Melodic Rock Guitar Concepts shows you the influences that have shaped Steve’s unique guitar style and he shares how he has adapted is favorite country licks into a rock context. You’ll also discover how Charlie Parker was a great influence, and how to recreate many of Steve’s chromatic bebop inspired licks.

You’ll also learn how Morse visualizes scales and master a set of challenging picking drills to sharpen your technique.

To conclude, Steve presents a guitar masterclass on how to create tension/resolution in your solos while adding some outside-inside interest.

The material here is taught around four original tracks, specially written for this book.

Track 1 – Teaches you dominant chord focused phrases with a New Orleans-style funky rocking groove

Track 2 – Offers major chord focused phrases over an energetic, driving rock tune

Track 3 – Teaches you minor chord focused phrases with a mid-tempo hard rock blues with a twist

Track 4 – This is a heavy blues that showcases tension and resolution and explains how Steve utilizes the Half-Whole Diminished scale

For each track you’ll learn:

  • The rhythm guitar part
  • A complete solo, often with multiple guitar parts
  • A detailed solo breakdown taught via a series of two- and four-bar examples

The book is available in Kindle and paperback format from Amazon, and as a PDF from the publisher. Amazon also offers to check out a few sample pages (click on the Look inside logo above the cover).

Thanks to SteveMorse.com for the heads-up.



4 Comments to “Melodic Rock Guitar Concepts”:

  1. 1
    Gregster says:

    Well done Steve ! I hope that many players pick-up, listen & learn from this effort. Great to see the primary chord flavors featured, & if I’m guessing that the final scale flavor offered is the melodic minor / Pomeroy /diminished whole-tone scale etc etc, then people are being spoiled indeed ! ( *Melodic minor scale is a Major scale with a b3, & has a special & unique sound privvy to Jazz folks typically ).

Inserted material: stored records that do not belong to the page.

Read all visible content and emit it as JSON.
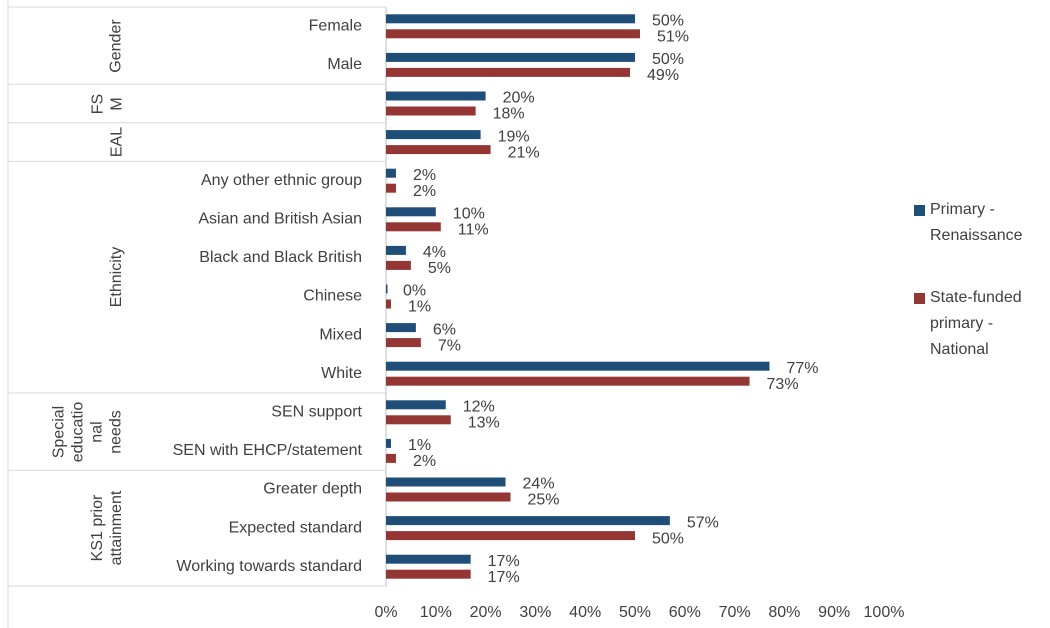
{
  "chart_data": {
    "type": "bar",
    "orientation": "horizontal",
    "groups": [
      {
        "label": "Gender",
        "categories": [
          "Female",
          "Male"
        ]
      },
      {
        "label": "FSM",
        "categories": [
          null
        ]
      },
      {
        "label": "EAL",
        "categories": [
          null
        ]
      },
      {
        "label": "Ethnicity",
        "categories": [
          "Any other ethnic group",
          "Asian and British Asian",
          "Black and Black British",
          "Chinese",
          "Mixed",
          "White"
        ]
      },
      {
        "label": "Special educational needs",
        "categories": [
          "SEN support",
          "SEN with EHCP/statement"
        ]
      },
      {
        "label": "KS1 prior attainment",
        "categories": [
          "Greater depth",
          "Expected standard",
          "Working towards standard"
        ]
      }
    ],
    "series": [
      {
        "name": "Primary - Renaissance",
        "color": "#1f4e79",
        "values": [
          50,
          50,
          20,
          19,
          2,
          10,
          4,
          0,
          6,
          77,
          12,
          1,
          24,
          57,
          17
        ],
        "value_labels": [
          "50%",
          "50%",
          "20%",
          "19%",
          "2%",
          "10%",
          "4%",
          "0%",
          "6%",
          "77%",
          "12%",
          "1%",
          "24%",
          "57%",
          "17%"
        ]
      },
      {
        "name": "State-funded primary - National",
        "color": "#943634",
        "values": [
          51,
          49,
          18,
          21,
          2,
          11,
          5,
          1,
          7,
          73,
          13,
          2,
          25,
          50,
          17
        ],
        "value_labels": [
          "51%",
          "49%",
          "18%",
          "21%",
          "2%",
          "11%",
          "5%",
          "1%",
          "7%",
          "73%",
          "13%",
          "2%",
          "25%",
          "50%",
          "17%"
        ]
      }
    ],
    "xlim": [
      0,
      100
    ],
    "xticks": [
      {
        "value": 0,
        "label": "0%"
      },
      {
        "value": 10,
        "label": "10%"
      },
      {
        "value": 20,
        "label": "20%"
      },
      {
        "value": 30,
        "label": "30%"
      },
      {
        "value": 40,
        "label": "40%"
      },
      {
        "value": 50,
        "label": "50%"
      },
      {
        "value": 60,
        "label": "60%"
      },
      {
        "value": 70,
        "label": "70%"
      },
      {
        "value": 80,
        "label": "80%"
      },
      {
        "value": 90,
        "label": "90%"
      },
      {
        "value": 100,
        "label": "100%"
      }
    ],
    "legend": "right",
    "grid": false
  }
}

    Great to learn from a master.

    Great work & thanks ! I hope that all is well at home !

    Peace !

  2. 2
    Uwe Hornung says:

    “( *Melodic minor scale is a Major scale with a b3, & has a special & unique sound privvy to Jazz folks typically ).”

    Not to forget that great cutting edge jazz rock standard Greensleeves of course!

    ; – )

    Ross explains it first – natural, harmonic and melodic minor in one and the same folk song – and then plays the melody at 04:55 …

    https://www.youtube.com/watch?v=ZSlHnVpMy9E

  3. 3
    Gregster says:

    @2 Good post Uwe ! It’s often tricky to grasp & remember the names & subtleties of the many & varied minor scales available to us, so a post featuring 3 x different ones being played in music & not just written down on paper is a good post imo, since we hear them in context !

    For anyone wanting to learn all these different sounding scales, you’re best off imo to record a drone / bass note on a keyboard for say 10-minutes ( with or without rhythm, it doesn’t matter ), & then play a scale over the top of this. It allows your ears to hear & learn the differences, so that you can better gauge when to use them, as you’re now familiar with them. You’ll soon learn what notes are good to rest on, & others that want you to move on to a better choice.
    Simply keep your start-note the same as the bass-note / drone, & play away.

    Peace !

  4. 4
    Uwe Hornung says:

    And for all those who always think that Steve was such a wholly unlikely choice to replace Ritchie: There is one great, yet never mentioned commonality between the two, they are both not just blues scale pentatonic twiddlers, but combine wildly varying scales in their solos, an art only seldom found even among the most prominent rock guitar heroes.